Adalah sahabat kita ’Abdurrahman ibn ’Auf sakit, Ya Rasul.” tukas Abu Bakar tersipu-sipu, ”Maka dalam perjalanan ke masjid tadi aku mampir sejenak untuk menjengukanya.”
Rasulullah kembali bertahmid dan mengangguk-anggukan kepala. ”Dan siapa jugakah yang hari ini telah memberi makan fakir miskin?”
Kami semua berada di sini sejak sembahyang berjama’ah tadi,” kembali ’Umar menyambut. ”Kami belum sempat melakukan derma dan sedekah, Ya Rasulullah.” Kali ini ’Umar berkata sambil melirik Abu Bakar. Tampak lelaki kurus jangkung itu memelengkungkan tubuhnya hingga wajahnya nyaris tak terlihat. Harap-harap cemas ’Umar menti Abu Bakar bicara. Tapi agaknya kali ini Abu Bakar juga bungkam. Suasana jadi Sunyi.
Bicaralah wahai Abu Bakar!” tiba-tiba Sang Nabi memecah hening.
Abu Bakar tetap menunduk. ”Aku malu Ya Rasulullah,” katanya celingukan seperti tertuduh tak bisa mengelak. ”Memang tadi di luar masjid kulihat seorang fakir sednag duduk menggigil. Di genggaman putraku ’Abdurrahman ada sepotong roti. Maka ku ambil ia dan kuberikan kepada lelaki kelaparan itu.”
Alhamdulillah. Alhamdulillah. Alhamdulillah...” kata Sang Rasul takjub. Belau tampak lega. Beliau terlihat bangga.
(DDU, pages 357-358)

Sepagi itu, bahkan disaat yang lain masih menyibukan diri dengan urusan pribadinya. Abu Bakar sudah melangkah lebih depan, tiga kebaikan sudah beliau taburkan bahkan di saat kaki beliau belum beranjak dari masjid selepas jama’ah subuh.
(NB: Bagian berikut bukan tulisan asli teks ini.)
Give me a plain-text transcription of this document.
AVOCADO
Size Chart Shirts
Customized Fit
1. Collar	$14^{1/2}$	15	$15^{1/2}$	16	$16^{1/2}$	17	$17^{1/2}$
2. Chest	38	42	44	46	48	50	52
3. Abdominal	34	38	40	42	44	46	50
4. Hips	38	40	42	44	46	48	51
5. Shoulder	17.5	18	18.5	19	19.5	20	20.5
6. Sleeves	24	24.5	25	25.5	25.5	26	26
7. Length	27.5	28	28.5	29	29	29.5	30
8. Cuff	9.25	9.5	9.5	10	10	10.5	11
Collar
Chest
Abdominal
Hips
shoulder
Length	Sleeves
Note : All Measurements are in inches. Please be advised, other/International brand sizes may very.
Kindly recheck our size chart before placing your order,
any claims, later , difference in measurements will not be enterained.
Lagi-lagi semua itu pilihan...
Sangat tepat jika Rasulullah menganjurkan umatnya jangan tidur saat matahari terbit atau pun saat matahari tebenam... selain janji merugi, kesempatan kita untuk bisa menyaksikan dan merasakan hal seperti ini semua sepertinya akan berkurang banyak... karena setiap pagi menyimpan keajaibannya sendiri untuk siapa saja yang memilih untuk bersamanya...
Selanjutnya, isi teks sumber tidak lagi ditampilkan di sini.